How to Plant Dwarf Bluebell In Ponds
Dwarf bluebells, and any Mexican petunia variety for that matter, should be planted in pots to control their growth and prevent them from overtaking your other plants or spreading into sensitive natural areas. Plant ¼ to 1 inch deep in soil in the pot, and place either in the ground or in a couple of inches of water along your pond’s edge.
If not planted marginally along your pond’s banks, do try to keep soil damp. Dwarf bluebells can be drought tolerant, but don’t prefer dry soils. Use aquatic soil, rather than a rocky substrate, if planting in water.
How to Care For Dwarf Bluebell
Again, keep their roots wet and dwarf bluebell will be happy. As it puts out aggressive runners, you’ll need to either keep these plants in pots or continually cut back their rhizomes, else they’re likely to overtake your garden and will be hard to get rid of if allowed to spread. As always, clean any pruned or fallen foliage from your pond to maintain healthy water quality.
How to Winter Dwarf Bluebell
Dwarf bluebell roots may be able to overwinter, frost will kill off any parts that are aboveground. Particularly cold winters may also kill the roots, which could prove to be a boon as it would control the spread of this plant naturally. To ensure survival, you can bring plants in during the winter, and use digging them up as an opportunity to clip and remove excess rhizomes from the ground.
Is Dwarf Bluebell Toxic, Poisonous or Invasive?
Dwarf bluebell is incredibly invasive outside of its native Mexico. However, the University of Florida is researching ways to breed and grow Ruellia brittoniana that does not produce any fruits or seeds, and therefore will not be able to spread. This would make having Mexican petunia as an ornamental plant much more feasible, and significantly less dangerous to native flora and fauna.
It should be noted that dwarf bluebell is a man-bred variety of Mexican petunia, bred to be small and less intrusive than its wild counterpart. With that in mind, theoretically dwarf bluebells are less likely to overtake areas as easily as taller, larger, and more robust varieties of Mexican petunia. Regardless, be mindful when planting so that it doesn’t spread into natural areas.
Ruellias are not known to be toxic to any animals, including dogs, cats, people, and fish, making it a safe, non-toxic plant for your pond.
Is Dwarf Bluebell Edible? Will Fish Eat it?
There is little literature on pond fish, or fish in general, eating dwarf bluebells. If they do, it would likely be the fleshy roots of the plant if planted along the shallow pond edge. Since it’s non-toxic, nibbling on the plant should not harm your fish. Most wildlife don’t seem to find it overly palatable, but some gardeners complain of deer nibbling off the flowers and tender new shoots.
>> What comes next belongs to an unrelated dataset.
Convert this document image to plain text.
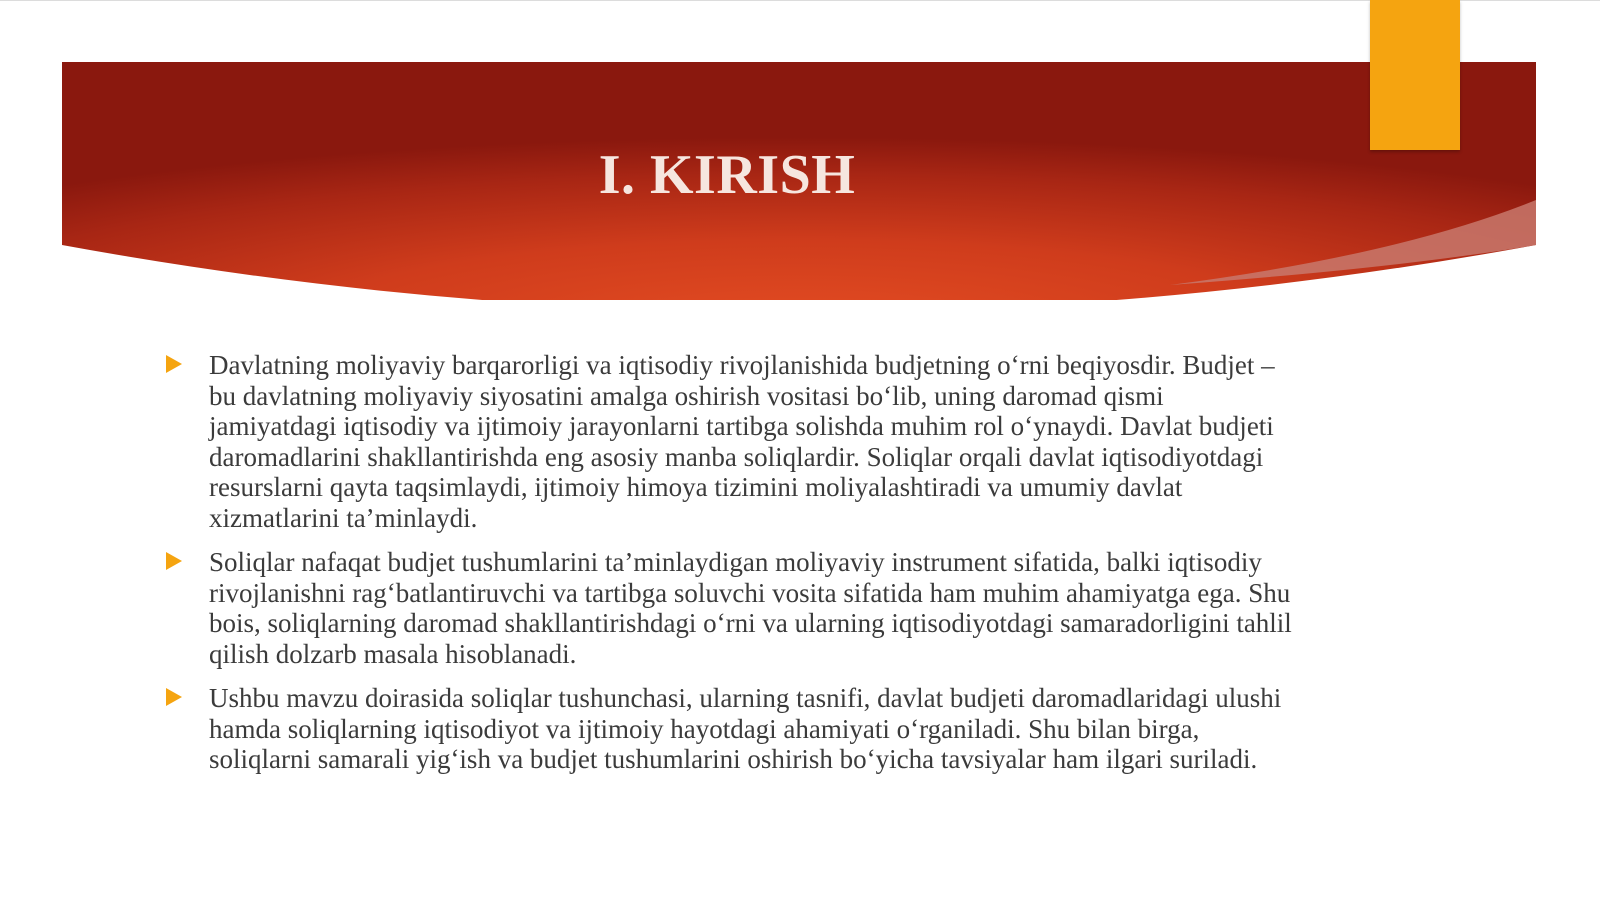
I. KIRISH
Davlatning moliyaviy barqarorligi va iqtisodiy rivojlanishida budjetning o‘rni beqiyosdir. Budjet – bu davlatning moliyaviy siyosatini amalga oshirish vositasi bo‘lib, uning daromad qismi jamiyatdagi iqtisodiy va ijtimoiy jarayonlarni tartibga solishda muhim rol o‘ynaydi. Davlat budjeti daromadlarini shakllantirishda eng asosiy manba soliqlardir. Soliqlar orqali davlat iqtisodiyotdagi resurslarni qayta taqsimlaydi, ijtimoiy himoya tizimini moliyalashtiradi va umumiy davlat xizmatlarini ta’minlaydi.
Soliqlar nafaqat budjet tushumlarini ta’minlaydigan moliyaviy instrument sifatida, balki iqtisodiy rivojlanishni rag‘batlantiruvchi va tartibga soluvchi vosita sifatida ham muhim ahamiyatga ega. Shu bois, soliqlarning daromad shakllantirishdagi o‘rni va ularning iqtisodiyotdagi samaradorligini tahlil qilish dolzarb masala hisoblanadi.
Ushbu mavzu doirasida soliqlar tushunchasi, ularning tasnifi, davlat budjeti daromadlaridagi ulushi hamda soliqlarning iqtisodiyot va ijtimoiy hayotdagi ahamiyati o‘rganiladi. Shu bilan birga, soliqlarni samarali yig‘ish va budjet tushumlarini oshirish bo‘yicha tavsiyalar ham ilgari suriladi.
Where to Buy Dwarf Bluebell & Seeds? (UK & US)
A quick online search will yield you a plethora of purchasing options, from nearby plant nurseries and pond retailers to online outlets that will ship root balls and seeds directly to you. Again, please check to make sure that you can legally have dwarf bluebells in your area since it’s non-native outside of Mexico and other portions of South America.